AUTHORKen Jacobs, Partner, Smith Buss & Jacobs
Blunt talk. Insurers have had lots of losses and are trying to protect themselves by raising premiums and reducing coverage. Every co-op and condo is dealing with this, and one way to try to cap these premiums is to shift some of the coverage to homeowners.
Start with water damage. In a typical association policy, the co-op or condo is responsible for repairing casualty damage to units. So if there’s a windstorm or a rainstorm that causes a leak through a roof or a facade and it damages a unit, the board pays for the repair. The problem is that this could be a small $15,000 claim, but if the association makes four or five $15,000 claims to the insurance company, the loss run for the association looks terrible. So what is the carrier going to do when it comes time to renew the policy? It will exclude water damage from the scope of coverage or it will increase the premium by 30% or 40%.

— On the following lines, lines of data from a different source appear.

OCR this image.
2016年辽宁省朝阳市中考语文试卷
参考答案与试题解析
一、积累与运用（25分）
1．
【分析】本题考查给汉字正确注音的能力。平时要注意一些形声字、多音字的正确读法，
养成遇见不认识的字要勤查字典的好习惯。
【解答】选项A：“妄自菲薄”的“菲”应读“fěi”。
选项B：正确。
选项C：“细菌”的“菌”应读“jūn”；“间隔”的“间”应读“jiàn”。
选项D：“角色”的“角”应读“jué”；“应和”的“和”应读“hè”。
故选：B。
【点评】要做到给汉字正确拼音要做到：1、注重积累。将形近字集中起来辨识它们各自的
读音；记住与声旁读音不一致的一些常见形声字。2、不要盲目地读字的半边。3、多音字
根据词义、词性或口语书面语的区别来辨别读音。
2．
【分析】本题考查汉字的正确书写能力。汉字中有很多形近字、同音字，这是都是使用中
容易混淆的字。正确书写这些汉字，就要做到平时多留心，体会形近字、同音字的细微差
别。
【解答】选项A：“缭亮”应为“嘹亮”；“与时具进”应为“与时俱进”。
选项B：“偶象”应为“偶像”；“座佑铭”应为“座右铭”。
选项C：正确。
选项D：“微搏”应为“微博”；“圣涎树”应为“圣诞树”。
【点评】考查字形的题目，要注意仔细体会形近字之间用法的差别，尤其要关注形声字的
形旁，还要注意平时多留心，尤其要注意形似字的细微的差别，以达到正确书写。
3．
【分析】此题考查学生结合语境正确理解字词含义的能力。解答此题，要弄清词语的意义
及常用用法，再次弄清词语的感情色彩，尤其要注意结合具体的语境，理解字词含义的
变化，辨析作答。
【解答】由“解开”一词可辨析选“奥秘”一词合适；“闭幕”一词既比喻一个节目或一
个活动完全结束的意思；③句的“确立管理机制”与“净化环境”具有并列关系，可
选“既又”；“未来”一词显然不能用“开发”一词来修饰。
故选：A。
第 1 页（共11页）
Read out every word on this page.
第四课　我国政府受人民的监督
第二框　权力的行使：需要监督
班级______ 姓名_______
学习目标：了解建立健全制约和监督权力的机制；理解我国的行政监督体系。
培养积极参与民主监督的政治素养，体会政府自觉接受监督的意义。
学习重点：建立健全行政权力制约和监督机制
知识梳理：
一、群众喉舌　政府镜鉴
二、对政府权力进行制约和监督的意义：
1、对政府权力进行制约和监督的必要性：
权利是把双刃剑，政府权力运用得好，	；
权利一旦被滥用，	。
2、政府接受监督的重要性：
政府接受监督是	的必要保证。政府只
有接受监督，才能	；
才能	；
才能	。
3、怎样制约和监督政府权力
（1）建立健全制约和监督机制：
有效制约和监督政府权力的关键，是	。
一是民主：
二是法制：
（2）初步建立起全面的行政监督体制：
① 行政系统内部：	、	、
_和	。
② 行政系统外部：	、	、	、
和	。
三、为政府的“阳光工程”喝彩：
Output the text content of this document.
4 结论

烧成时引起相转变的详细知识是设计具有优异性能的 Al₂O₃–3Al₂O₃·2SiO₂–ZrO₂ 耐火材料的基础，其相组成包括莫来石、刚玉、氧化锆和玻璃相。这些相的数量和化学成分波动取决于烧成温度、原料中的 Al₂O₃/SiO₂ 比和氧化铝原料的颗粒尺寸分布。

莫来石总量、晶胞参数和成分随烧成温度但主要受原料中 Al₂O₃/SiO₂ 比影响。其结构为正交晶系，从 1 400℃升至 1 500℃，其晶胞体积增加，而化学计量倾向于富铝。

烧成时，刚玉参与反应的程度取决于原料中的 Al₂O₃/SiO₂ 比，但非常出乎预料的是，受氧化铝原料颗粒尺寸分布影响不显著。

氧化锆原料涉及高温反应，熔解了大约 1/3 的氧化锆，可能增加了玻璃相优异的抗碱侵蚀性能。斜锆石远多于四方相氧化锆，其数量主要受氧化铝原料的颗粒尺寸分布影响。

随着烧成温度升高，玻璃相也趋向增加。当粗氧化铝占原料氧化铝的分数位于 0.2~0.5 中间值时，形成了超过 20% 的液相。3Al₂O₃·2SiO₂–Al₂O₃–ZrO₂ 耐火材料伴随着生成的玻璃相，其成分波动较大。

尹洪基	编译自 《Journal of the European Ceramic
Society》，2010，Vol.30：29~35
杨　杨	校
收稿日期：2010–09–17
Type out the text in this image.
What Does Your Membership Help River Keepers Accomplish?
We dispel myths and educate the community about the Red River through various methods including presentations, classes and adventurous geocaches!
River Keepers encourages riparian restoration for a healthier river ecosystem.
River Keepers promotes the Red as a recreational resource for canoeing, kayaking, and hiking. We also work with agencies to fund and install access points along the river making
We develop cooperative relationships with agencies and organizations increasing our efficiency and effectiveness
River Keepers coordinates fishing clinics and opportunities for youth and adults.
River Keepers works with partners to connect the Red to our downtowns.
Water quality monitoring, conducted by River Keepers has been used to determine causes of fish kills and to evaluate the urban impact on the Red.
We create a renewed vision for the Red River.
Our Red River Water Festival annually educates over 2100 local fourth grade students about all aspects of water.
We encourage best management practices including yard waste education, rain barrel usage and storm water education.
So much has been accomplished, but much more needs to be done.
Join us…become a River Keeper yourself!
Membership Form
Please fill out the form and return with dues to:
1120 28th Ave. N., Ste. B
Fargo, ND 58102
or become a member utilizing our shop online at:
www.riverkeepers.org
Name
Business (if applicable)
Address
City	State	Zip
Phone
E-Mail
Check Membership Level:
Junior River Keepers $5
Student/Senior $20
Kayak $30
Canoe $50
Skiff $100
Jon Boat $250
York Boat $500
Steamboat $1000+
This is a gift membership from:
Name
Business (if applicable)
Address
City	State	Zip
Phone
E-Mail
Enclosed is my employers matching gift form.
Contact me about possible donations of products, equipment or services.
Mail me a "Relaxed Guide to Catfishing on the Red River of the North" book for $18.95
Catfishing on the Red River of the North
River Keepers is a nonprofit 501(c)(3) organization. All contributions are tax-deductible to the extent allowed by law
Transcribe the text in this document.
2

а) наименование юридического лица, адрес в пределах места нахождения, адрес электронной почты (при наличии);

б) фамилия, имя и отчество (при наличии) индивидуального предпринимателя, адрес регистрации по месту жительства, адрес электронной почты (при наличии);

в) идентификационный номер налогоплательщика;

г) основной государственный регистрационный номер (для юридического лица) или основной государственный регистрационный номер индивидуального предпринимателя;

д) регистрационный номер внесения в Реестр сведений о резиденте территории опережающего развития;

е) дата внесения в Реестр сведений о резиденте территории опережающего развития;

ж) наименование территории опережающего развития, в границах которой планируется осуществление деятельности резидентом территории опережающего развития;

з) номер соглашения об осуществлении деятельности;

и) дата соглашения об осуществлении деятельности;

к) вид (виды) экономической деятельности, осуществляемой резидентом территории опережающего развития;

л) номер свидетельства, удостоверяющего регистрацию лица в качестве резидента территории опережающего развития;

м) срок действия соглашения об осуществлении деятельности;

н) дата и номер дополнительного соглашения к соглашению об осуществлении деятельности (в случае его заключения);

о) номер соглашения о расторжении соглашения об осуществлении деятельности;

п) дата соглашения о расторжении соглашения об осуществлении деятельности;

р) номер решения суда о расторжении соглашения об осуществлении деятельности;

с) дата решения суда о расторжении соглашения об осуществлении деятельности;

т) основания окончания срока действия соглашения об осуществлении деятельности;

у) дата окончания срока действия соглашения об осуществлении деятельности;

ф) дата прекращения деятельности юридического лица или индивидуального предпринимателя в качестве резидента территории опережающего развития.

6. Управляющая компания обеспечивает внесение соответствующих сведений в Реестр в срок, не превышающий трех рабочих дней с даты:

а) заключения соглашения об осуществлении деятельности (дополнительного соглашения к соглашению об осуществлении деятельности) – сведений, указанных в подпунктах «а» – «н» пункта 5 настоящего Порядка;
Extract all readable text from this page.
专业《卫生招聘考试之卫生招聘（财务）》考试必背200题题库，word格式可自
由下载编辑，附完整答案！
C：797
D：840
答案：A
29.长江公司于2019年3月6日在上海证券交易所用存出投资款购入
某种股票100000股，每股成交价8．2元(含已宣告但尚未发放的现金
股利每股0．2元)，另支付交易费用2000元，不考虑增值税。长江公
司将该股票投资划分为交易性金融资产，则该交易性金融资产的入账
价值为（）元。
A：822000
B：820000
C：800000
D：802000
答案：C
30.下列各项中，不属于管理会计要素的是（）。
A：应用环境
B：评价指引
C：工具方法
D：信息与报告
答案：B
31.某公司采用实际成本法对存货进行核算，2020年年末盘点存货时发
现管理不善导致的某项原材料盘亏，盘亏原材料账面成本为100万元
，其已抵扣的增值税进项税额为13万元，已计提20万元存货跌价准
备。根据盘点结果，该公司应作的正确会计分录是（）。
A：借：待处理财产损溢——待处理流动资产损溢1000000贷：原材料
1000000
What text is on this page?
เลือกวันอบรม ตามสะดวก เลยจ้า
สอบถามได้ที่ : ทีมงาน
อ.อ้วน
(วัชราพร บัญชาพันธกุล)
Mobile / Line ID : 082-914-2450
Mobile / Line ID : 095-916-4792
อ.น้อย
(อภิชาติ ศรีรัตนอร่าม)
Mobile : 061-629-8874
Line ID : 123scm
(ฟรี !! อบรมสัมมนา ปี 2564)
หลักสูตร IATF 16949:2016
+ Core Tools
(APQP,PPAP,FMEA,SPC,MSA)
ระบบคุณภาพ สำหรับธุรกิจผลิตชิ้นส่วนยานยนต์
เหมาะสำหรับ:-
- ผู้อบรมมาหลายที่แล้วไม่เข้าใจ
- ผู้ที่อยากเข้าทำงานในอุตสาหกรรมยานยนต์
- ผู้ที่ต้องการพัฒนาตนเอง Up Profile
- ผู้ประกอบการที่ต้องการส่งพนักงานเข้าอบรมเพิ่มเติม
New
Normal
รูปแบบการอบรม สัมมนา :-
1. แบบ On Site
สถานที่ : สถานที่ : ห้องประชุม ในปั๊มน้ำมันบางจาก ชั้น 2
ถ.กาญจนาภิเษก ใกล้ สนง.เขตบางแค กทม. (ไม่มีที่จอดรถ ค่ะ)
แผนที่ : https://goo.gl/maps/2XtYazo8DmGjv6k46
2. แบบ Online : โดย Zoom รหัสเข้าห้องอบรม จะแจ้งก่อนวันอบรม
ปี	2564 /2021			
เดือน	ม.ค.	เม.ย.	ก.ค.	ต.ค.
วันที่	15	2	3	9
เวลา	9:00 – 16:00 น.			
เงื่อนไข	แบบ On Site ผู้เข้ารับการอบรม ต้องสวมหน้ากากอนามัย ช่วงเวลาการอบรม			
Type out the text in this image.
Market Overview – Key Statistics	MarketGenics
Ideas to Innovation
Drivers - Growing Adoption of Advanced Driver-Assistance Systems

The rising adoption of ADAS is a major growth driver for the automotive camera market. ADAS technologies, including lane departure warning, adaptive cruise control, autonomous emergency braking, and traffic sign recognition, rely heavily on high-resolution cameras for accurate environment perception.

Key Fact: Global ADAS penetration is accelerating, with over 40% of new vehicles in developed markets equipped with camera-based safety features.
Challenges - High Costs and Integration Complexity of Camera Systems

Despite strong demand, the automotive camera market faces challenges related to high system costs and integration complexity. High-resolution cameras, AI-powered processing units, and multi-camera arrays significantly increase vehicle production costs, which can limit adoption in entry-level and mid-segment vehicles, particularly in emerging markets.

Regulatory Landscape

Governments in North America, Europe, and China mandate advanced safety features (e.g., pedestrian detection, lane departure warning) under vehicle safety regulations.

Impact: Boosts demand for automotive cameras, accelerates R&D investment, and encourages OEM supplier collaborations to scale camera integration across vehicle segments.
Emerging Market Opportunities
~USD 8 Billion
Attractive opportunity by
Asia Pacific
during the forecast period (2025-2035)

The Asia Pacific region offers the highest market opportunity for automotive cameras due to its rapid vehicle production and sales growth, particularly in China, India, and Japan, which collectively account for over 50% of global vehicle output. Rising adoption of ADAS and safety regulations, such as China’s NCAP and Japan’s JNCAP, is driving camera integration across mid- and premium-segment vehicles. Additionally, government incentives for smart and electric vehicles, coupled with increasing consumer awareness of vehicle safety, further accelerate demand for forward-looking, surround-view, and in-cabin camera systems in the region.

Share the load. What boards can do is to get shareholders or unit-owners to approve an amendment to the proprietary lease or bylaws specifying that in the event of a casualty, the co-op or condo has to make repairs, except for those due to water damage. Shareholders and unit-owners should be required to carry homeowners insurance, and that individual policy would now be responsible for the cost of repairing water damage to the unit or to the personal property of the owner.
Do your homework. Boards have to stay informed about the insurance market changes and communicate them to owners. If you explain that insurance costs have gone up by 30% and that’s why you’re shifting some of the liability for repairs in the event of a casualty, I think the majority of people will understand.